Isabel Hardman Isabel Hardman

Jeremy Hunt confirms he will impose junior doctor contract

As expected, Jeremy Hunt has just announced in the Commons that he will impose the junior doctor contract after he was advised that there was no longer any chance of an agreement with the British Medical Association on the issue. And as expected, the BMA has said that it does not accept the contract and is considering ‘all options open’ to it in response.

In response to the Health Secretary, Heidi Alexander warned that the new contract ‘could amount to the biggest gamble with patient safety’ that the Commons has seen because of the exodus of junior doctors from the NHS that this would cause. The SNP’s rather formidable Dr Philippa Whitford was a little more measured in her response, telling the Chamber that she did see that there had been progress, but that there were still problems with the contract, including whether the guardians who are supposed to impose fines for breaches to doctors’ working hours will really work as well as expected. She warned that now was not the right time to pour petrol on the fire and throw in the towel in the negotiations, while Health Select Committee chair Sarah Wollaston urged both sides to move forward in a constructive fashion. Wollaston was originally critical of the contract, but as the negotiations moved on, grew to be more critical of the BMA.

Hunt did announce a review of the factors that are lowering doctors’ morale, and named a number of those factors, such as ‘inflexibility around leave, lack of notice about placements that can be a long way away from home, separation from spouses and families, and sometimes inadequate support from employers, professional bodies and senior clinicians’.

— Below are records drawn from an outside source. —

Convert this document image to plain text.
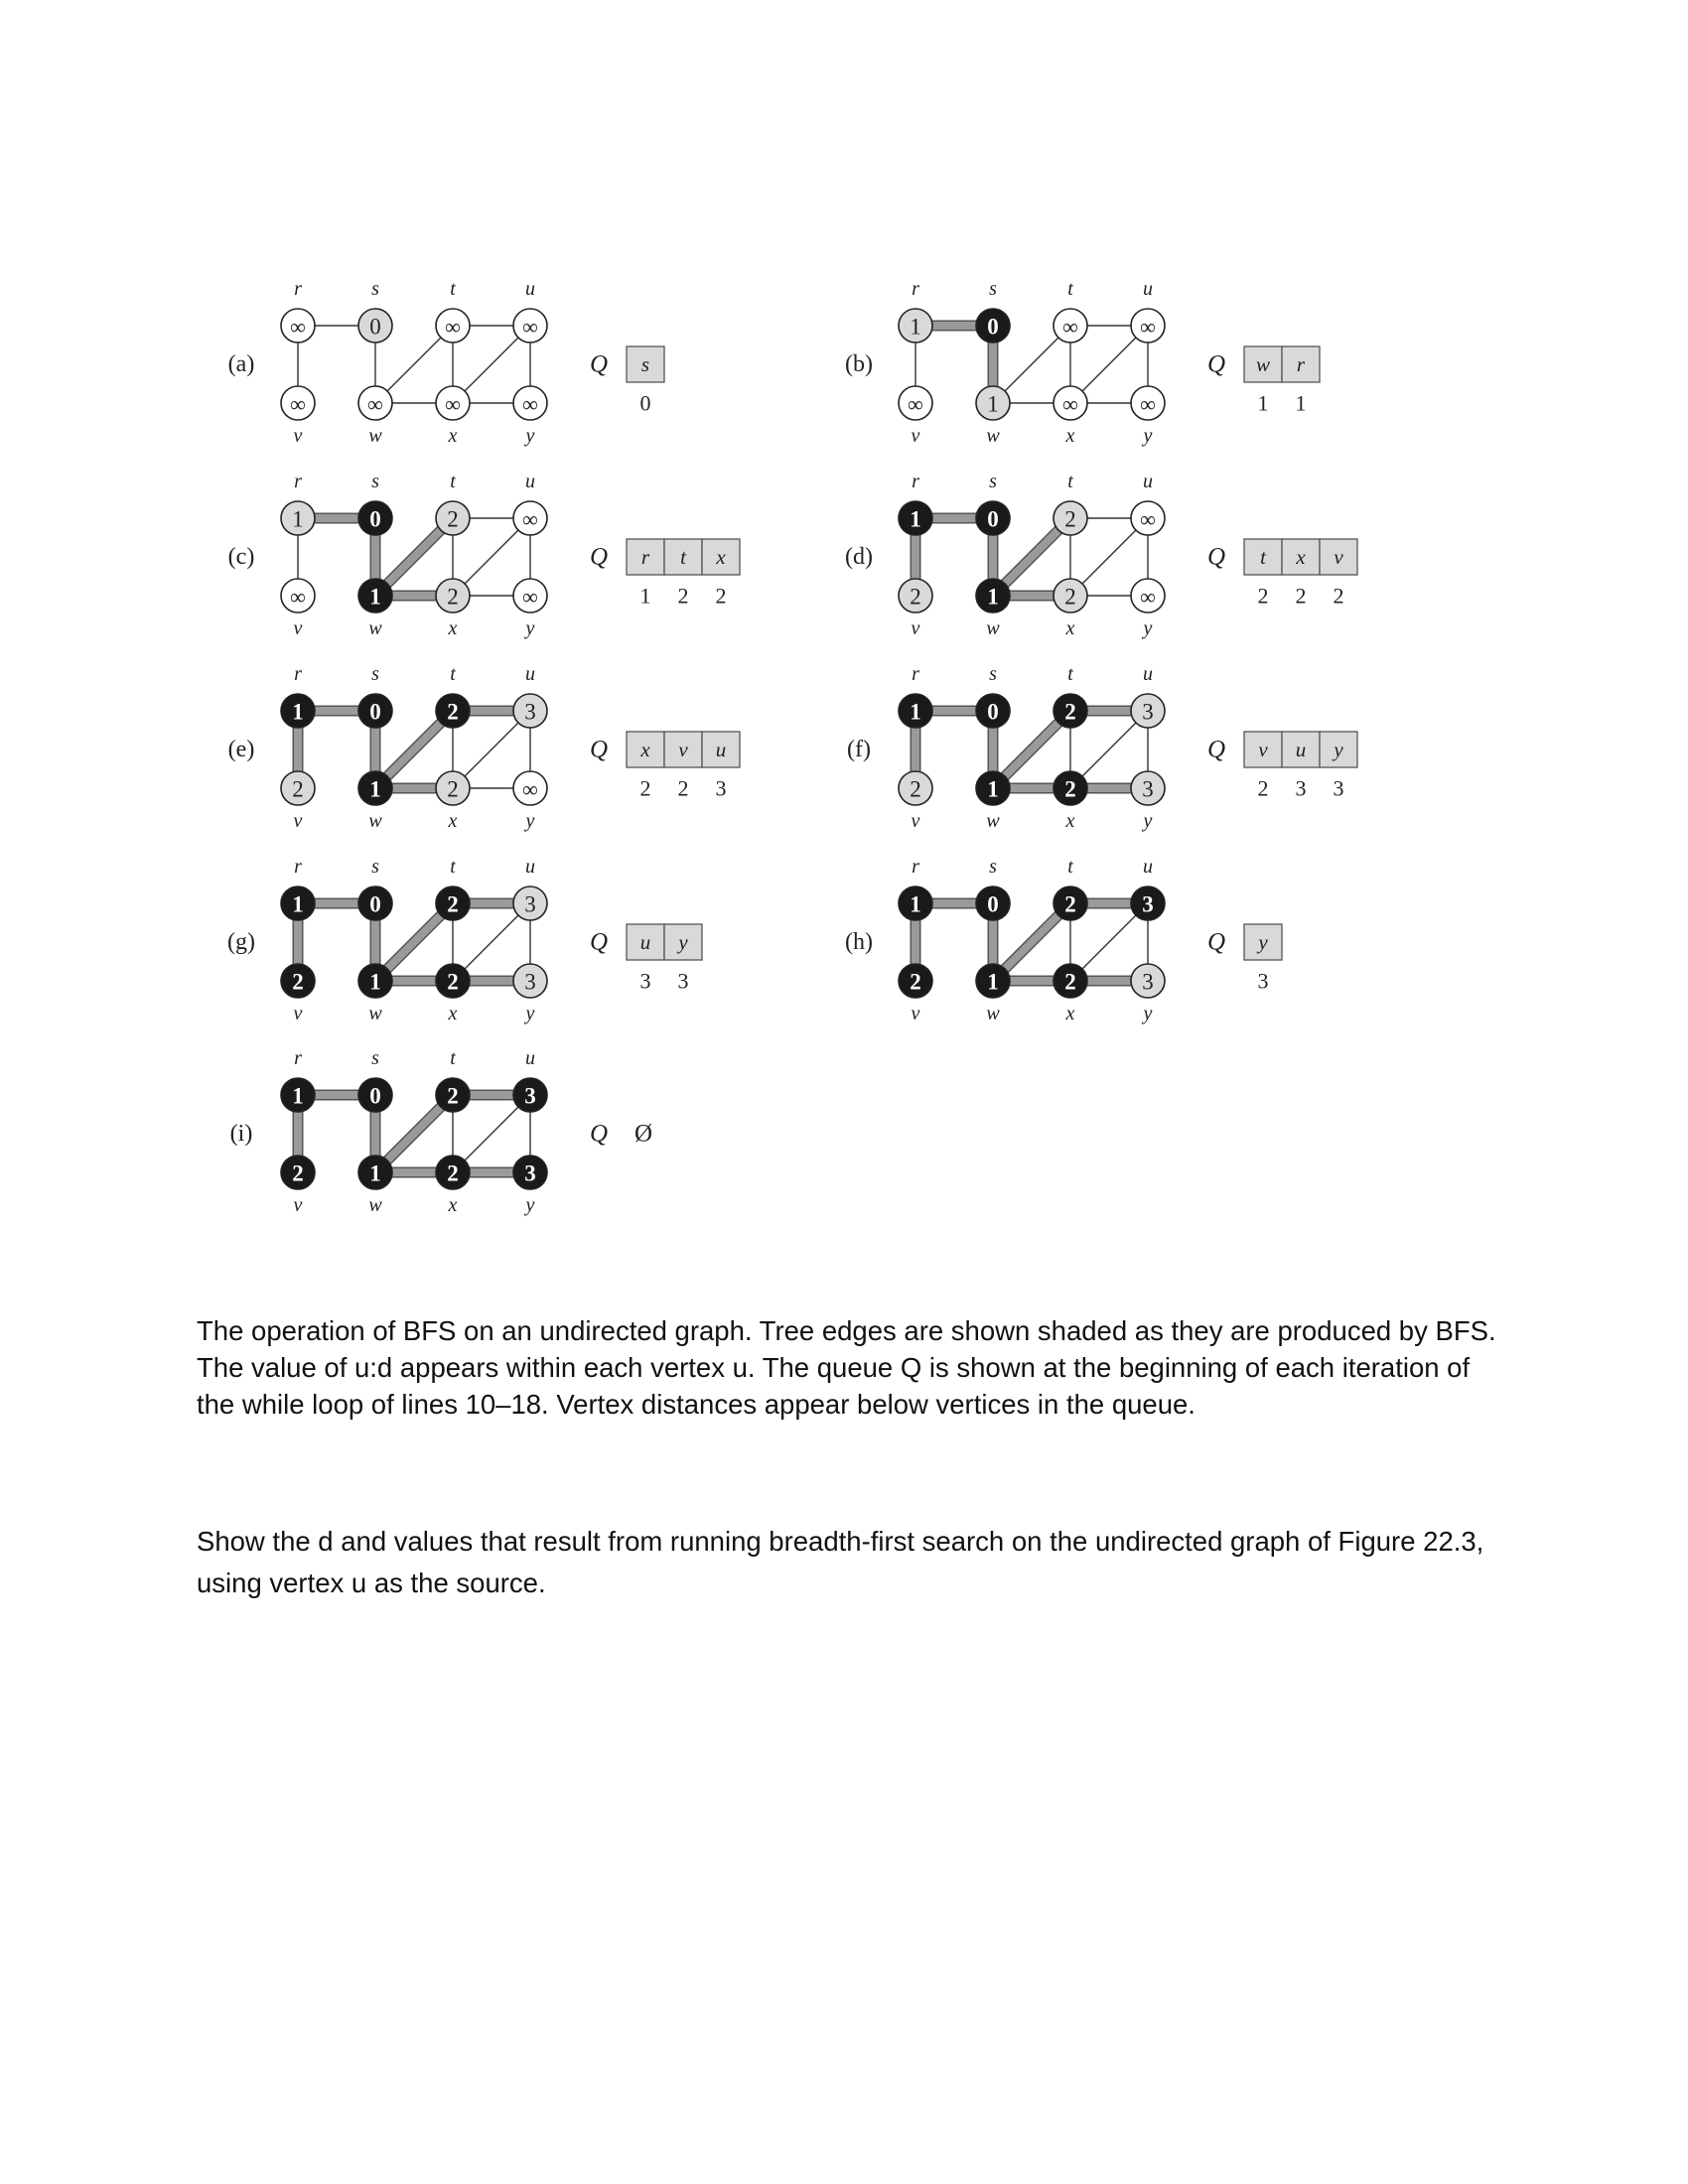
(a)
∞
r
0
s
∞
t
∞
u
∞
v
∞
w
∞
x
∞
y
Q s
0
(b)
1
r
0
s
∞
t
∞
u
∞
v
1
w
∞
x
∞
y
Q w
1
r
1
(c)
1
r
0
s
2
t
∞
u
∞
v
1
w
2
x
∞
y
Q r
1
t
2
x
2
(d)
1
r
0
s
2
t
∞
u
2
v
1
w
2
x
∞
y
Q t
2
x
2
v
2
(e)
1
r
0
s
2
t
3
u
2
v
1
w
2
x
∞
y
Q x
2
v
2
u
3
(f)
1
r
0
s
2
t
3
u
2
v
1
w
2
x
3
y
Q v
2
u
3
y
3
(g)
1
r
0
s
2
t
3
u
2
v
1
w
2
x
3
y
Q u
3
y
3
(h)
1
r
0
s
2
t
3
u
2
v
1
w
2
x
3
y
Q y
3
(i)
1
r
0
s
2
t
3
u
2
v
1
w
2
x
3
y
Q Ø

The operation of BFS on an undirected graph. Tree edges are shown shaded as they are produced by BFS. The value of u:d appears within each vertex u. The queue Q is shown at the beginning of each iteration of the while loop of lines 10–18. Vertex distances appear below vertices in the queue.

Show the d and values that result from running breadth-first search on the undirected graph of Figure 22.3, using vertex u as the source.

But what is clear is that both sides have handled this dispute badly. Hunt did pour petrol on the fire from the outset with his comments about bringing back a ‘sense of vocation and professionalism’ into the contract for consultants, which doctors generally took as a suggestion that he didn’t think they worked hard enough, rather than a comment on the contract. Then his handling of weekend mortality statistics offended medics who argue that they would be heavily criticised if they tried to make the same claims in a peer-reviewed publication. This meant that doctors, already more disposed to trust the union that represents them and their colleagues in one-to-one disputes with their hospital trusts than they would trust a politician, turned to the BMA and expected it to put up a furious fight in these negotiations. It then became clear to the BMA that doctors were so angry with Hunt that to agree to a contract would be to appear to give into something the premise of which doctors disputed, as well as the details.

Now the question is, as Alexander told the Commons, whether the doctors will simply refuse to sign the contract, or leave en masse. The effect of today’s imposition will certainly not be to calm the row. And the effects, if doctors really are prepared to leave the country or even stop being doctors, as a result of the changes, might not be felt for some time.

Politically, what has been interesting over the past few weeks has been the shift in Conservative attitudes on the matter. Many Tory MPs were very worried about the contract itself, raising it in private and sometimes in public. But now very few – if any – have sympathy with the BMA, though they do not endorse the government’s handling of the row. What they are now wondering is how the Conservative party can possibly start to convince doctors that it is worth supporting – something it had to confront in the last Parliament with teachers.

The most extraordinary thing about this row is that Hunt actually took aim at consultant contracts, and few expected the changes to junior contracts to blow up at all. Quite the opposite has happened.

P.S. As ever, I declare my own personal interest, which is that my spouse is affected by these contract changes.